Так непохож прекрасный Геликон
На соленое море, по которому плывем мы.
[153] Замыкающий вереницу поэтов «Кастальского союза» Уильям Драммонд из Готорндена пошел еще дальше. Вскоре после окончания университетского курса, в 1610 году, он унаследовал имение в Мидлотиане. Там он заперся в библиотеке, но, однако, оказал гостеприимство драматургу Бену Джонсону, который в 1618 году прошел пешком весь путь от Лондона до имения Драммонда, только ради того, чтобы пообщаться с ним. Джонсон был типичным представителем определенной разновидности английских туристов, которые приезжают в Шотландию, ничуть, однако, не интересуясь жизнью этой страны. На протяжении своего пребывания Джонсон обсуждал с Драммондом тонкости классического стихосложения. Сохранились записи их бесед. Они свидетельствуют, что Драммонду скорее нравились иностранные образцы для подражания, нежели родные шотландские. Собственно, в том не было ничего плохого, но кроме этого с кастальцами его роднило и подобострастное отношение к Якову VI. Вот как он писал о единении корон в 1603 году, из-за которого король покинул Эдинбург и обосновался в Лондоне:
Тот день, любезный принц, который лишил нас счастья лицезреть тебя
(Даже не день, но темная и унылая ночь),
Наполнил наши груди вздохами, глаза — слезами,
Превратил минуты в наполненные печалью месяцы, а эти месяцы — в года.
Он умолял короля вернуться:
Почему лишь Темзе суждено быть свидетельницей твоего блеска?
Не принадлежит ли тебе Форт, равно как и Темза?
Пусть Темза хвалится своим богатством,
Зато Форт любит тебя сильнее.
[154] Драммонд явился олицетворением конца эпохи макаров, и одна из сторон его творчества имеет особое значение: он был первым из шотландских поэтов, начавших писать на английском языке. Само по себе это могло обогатить лингвистический ресурс Шотландии, которая всегда обращалась к классическим и современным языкам для пополнения разговорного лексикона; в результате литература Эдинбурга представляла собой корпус текстов, написанных на самых разных языках.
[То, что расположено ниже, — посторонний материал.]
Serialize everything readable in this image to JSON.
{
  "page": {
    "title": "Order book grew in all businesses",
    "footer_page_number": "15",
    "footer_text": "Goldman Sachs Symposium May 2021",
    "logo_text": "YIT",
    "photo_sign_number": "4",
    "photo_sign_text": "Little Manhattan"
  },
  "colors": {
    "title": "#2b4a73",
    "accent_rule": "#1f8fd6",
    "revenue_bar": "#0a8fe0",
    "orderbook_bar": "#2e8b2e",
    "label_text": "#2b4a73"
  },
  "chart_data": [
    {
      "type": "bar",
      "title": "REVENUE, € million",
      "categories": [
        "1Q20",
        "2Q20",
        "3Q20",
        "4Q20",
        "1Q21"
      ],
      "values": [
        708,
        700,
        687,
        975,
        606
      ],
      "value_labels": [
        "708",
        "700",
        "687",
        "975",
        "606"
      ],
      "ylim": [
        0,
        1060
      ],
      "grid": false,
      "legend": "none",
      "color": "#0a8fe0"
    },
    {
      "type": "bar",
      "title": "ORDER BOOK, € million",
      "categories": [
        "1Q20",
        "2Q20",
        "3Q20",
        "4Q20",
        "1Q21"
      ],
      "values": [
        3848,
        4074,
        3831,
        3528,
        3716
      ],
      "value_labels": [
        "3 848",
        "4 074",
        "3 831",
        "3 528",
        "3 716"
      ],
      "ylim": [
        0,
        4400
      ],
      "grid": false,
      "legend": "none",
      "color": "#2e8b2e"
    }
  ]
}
То, что Драммонд избрал именно английский язык, было первым шагом к главенству этого языка, к использованию в Шотландии английского языка в качестве литературного — исключительно английского или в подавляющем большинстве случаев. Главной причиной этого было то, что Яков VI Шотландский стал Яковом I Английским; влияние придворного языка и литературы на культуру Шотландии оставалось огромным, пусть теперь королевский двор и находился далеко.